Violences en tous genres

I.
Des violences premières :
de la souffrance à la vengeance

La cruauté imputée aux violences primitives, disqualifiées comme sauvages du point de vue ethnocentrique de la modernité occidentale, entrave la compréhension de la relative mesure des violences commises par les hommes dits sauvages ou primitifs. Car les violences premières commises au sein des sociétés primitives sont soumises à la loi égalitaire de l’action/réaction et, à ce titre, elles sont modérées de sorte à contenir tout excès.

Il s’agit d’un cycle incessant de violences qui se répandent les unes aux autres de manière mesurée : tout comme les relations sociales sont réglées par le don contre don, les rapports violents entre les gens sont contenus par la loi du contrecoup à tout coup donné ou reçu ; ce qui vaut tout autant du violent coup du sort que de la violence du coup de massue asséné lors d’une guerre. Ce qui est vécu humainement comme désir de se venger des violences de la vie ou de l’ennemi – l’enfant foudroyé par le Tonnerre, chez les Guayaki, ou le parent assommé et cannibalisé sur le champ de bataille ou dans le camp ennemi – participe en vérité de la loi du Karma que Schopenhauer appelait Vergeltungsgesetz : il s’agissait de rendre justice à l’injustice, conformément à l’ordre des choses qui naissent et périssent[1], en compensant la violence subie par une sorte de contrepoids au poids écrasant de la souffrance éprouvée. Loin d’être infernal et donc inhumain à être démoniaque ou diabolique – comme le croient les Modernes –, le cycle de la vengeance cherche le point d’équilibre, instable, qu’assurerait la loi cosmique de l’égalité entre la violence reçue, la faute commise, et la violence infligée, la peine ou punition imposée à l’autre. Même si chacun des partis rend l’autre responsable du déclenchement des hostilités[2], la loi est la même pour tout le monde en tant même qu’elle est cosmique, à la fois belle et universelle, parce qu’elle règle ou régit (walten) toutes les violences subies, et non seulement celles commises entre êtres humains : mesurée et proportionnée, la loi cosmique de l’égalisation de toute souffrance règne sur le monde pour contenir la violence humaine, trop humaine, et non pour l’anéantir. Engendrée par le cycle incessant de la vie prise dans l’ordre cosmique, la violence humaine s’inscrit dans cette série :

Souffrance–vengeance–violence–souffrance, etc.

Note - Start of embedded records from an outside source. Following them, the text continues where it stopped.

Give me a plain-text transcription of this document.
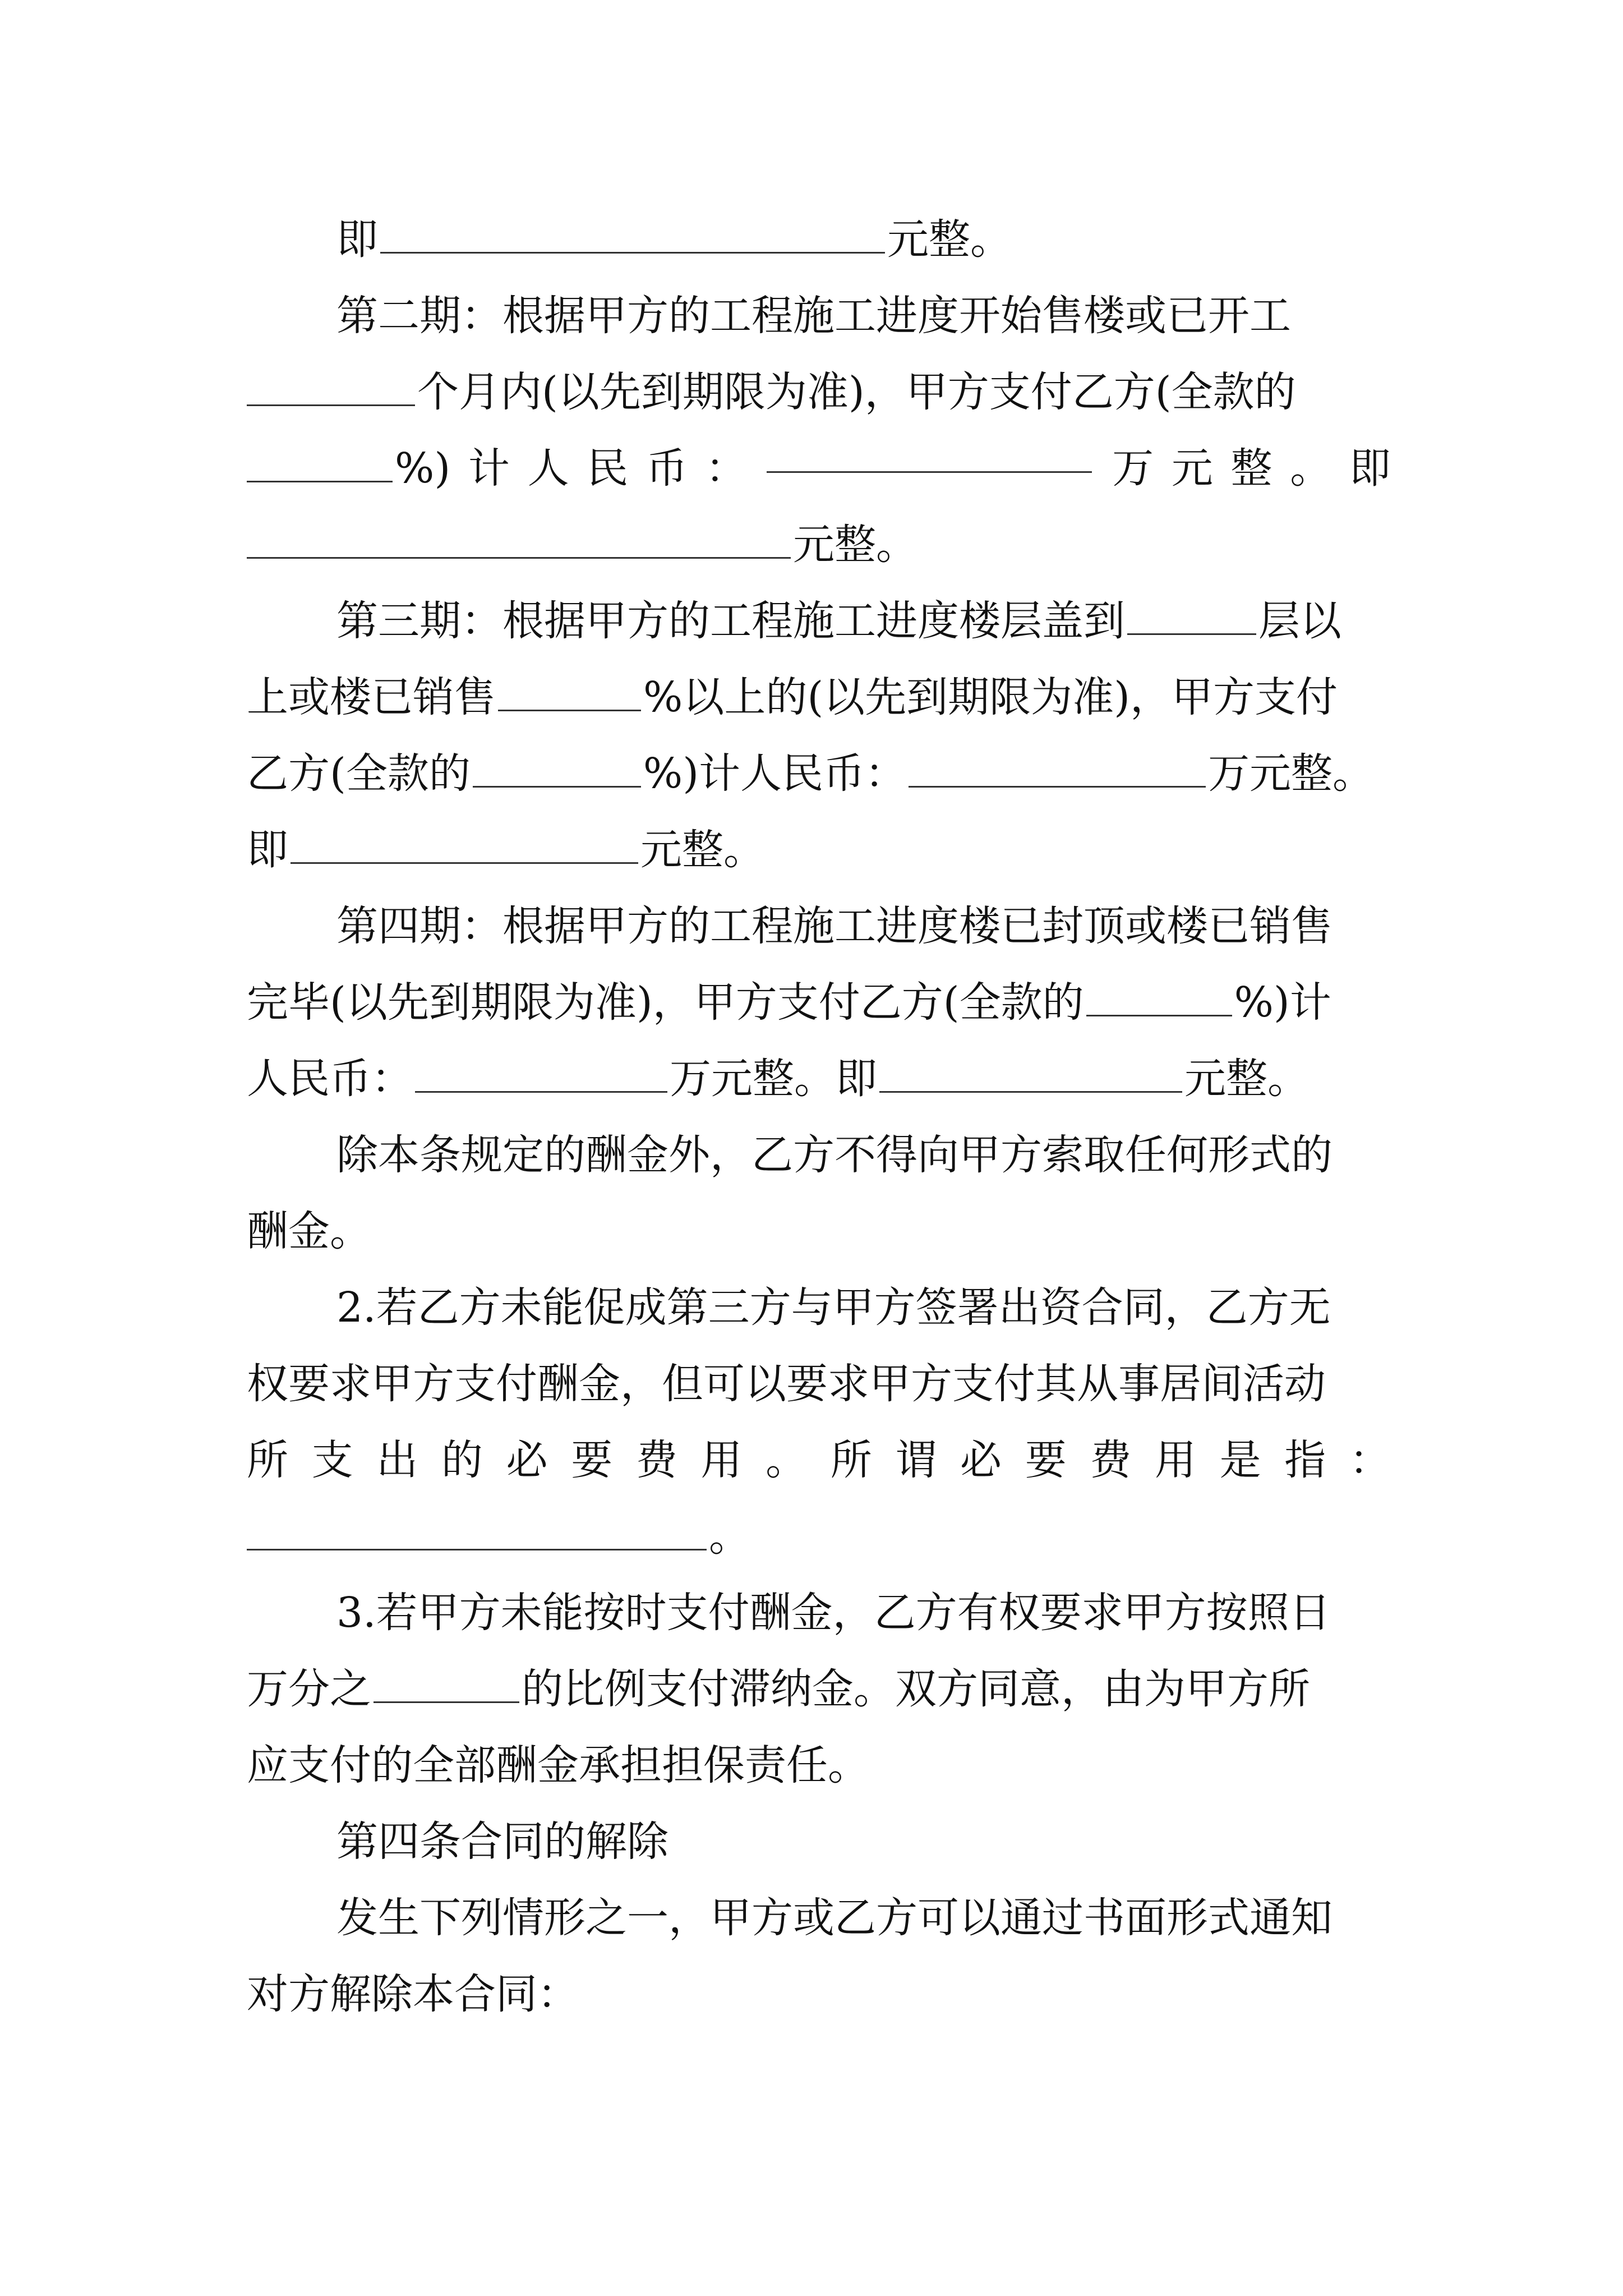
即	元整。
第二期：根据甲方的工程施工进度开始售楼或已开工
个月内(以先到期限为准)，甲方支付乙方(全款的
%) 计 人 民 币 ：	万 元 整 。 即
元整。
第三期：根据甲方的工程施工进度楼层盖到	层以
上或楼已销售	%以上的(以先到期限为准)，甲方支付
乙方(全款的	%)计人民币：	万元整。
即	元整。
第四期：根据甲方的工程施工进度楼已封顶或楼已销售
完毕(以先到期限为准)，甲方支付乙方(全款的	%)计
人民币：	万元整。即	元整。
除本条规定的酬金外，乙方不得向甲方索取任何形式的
酬金。
2.若乙方未能促成第三方与甲方签署出资合同，乙方无
权要求甲方支付酬金，但可以要求甲方支付其从事居间活动
所 支 出 的 必 要 费 用 。 所 谓 必 要 费 用 是 指 ：
。
3.若甲方未能按时支付酬金，乙方有权要求甲方按照日
万分之	的比例支付滞纳金。双方同意，由为甲方所
应支付的全部酬金承担担保责任。
第四条合同的解除
发生下列情形之一，甲方或乙方可以通过书面形式通知
对方解除本合同：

Les mythes archaïques attestent que les peuples primitifs n’ont aucunement succombé à l’illusion de pouvoir mettre fin à la violence grâce à la vengeance : la violence fait partie intégrante du monde, et la vengeance d’origine humaine n’est que le relais d’une vengeance d’ordre cosmique. Ce qui permet à la violence d’origine humaine de rester humaine, c’est précisément la croyance que la violence et la souffrance qu’elle provoque proviennent de l’ordre inébranlable du monde : la vengeance contre l’ennemi, qui aurait initié le conflit violent, ne saurait dissimuler la violence de la vie que l’animal sent et que l’être humain ressent et comprend comme inhérent à la finitude de l’être vivant mortel au monde. La représentation cosmologique de la violence comme appartenant à l’ordre des choses corrige à juste titre le motif de la vengeance comme source de la violence : la vengeance est bien une motivation humaine, trop humaine, de la violence exercée en contrecoup de la souffrance éprouvée ; elle n’en est pas l’origine. La vengeance humaine est le paravent de la violence inhérente à l’ordre du monde. C’est une manière humaine de vivre la violence de la vie par un être souffrant de la mort de ses amis et conscient d’être lui-même menacé de mort violente.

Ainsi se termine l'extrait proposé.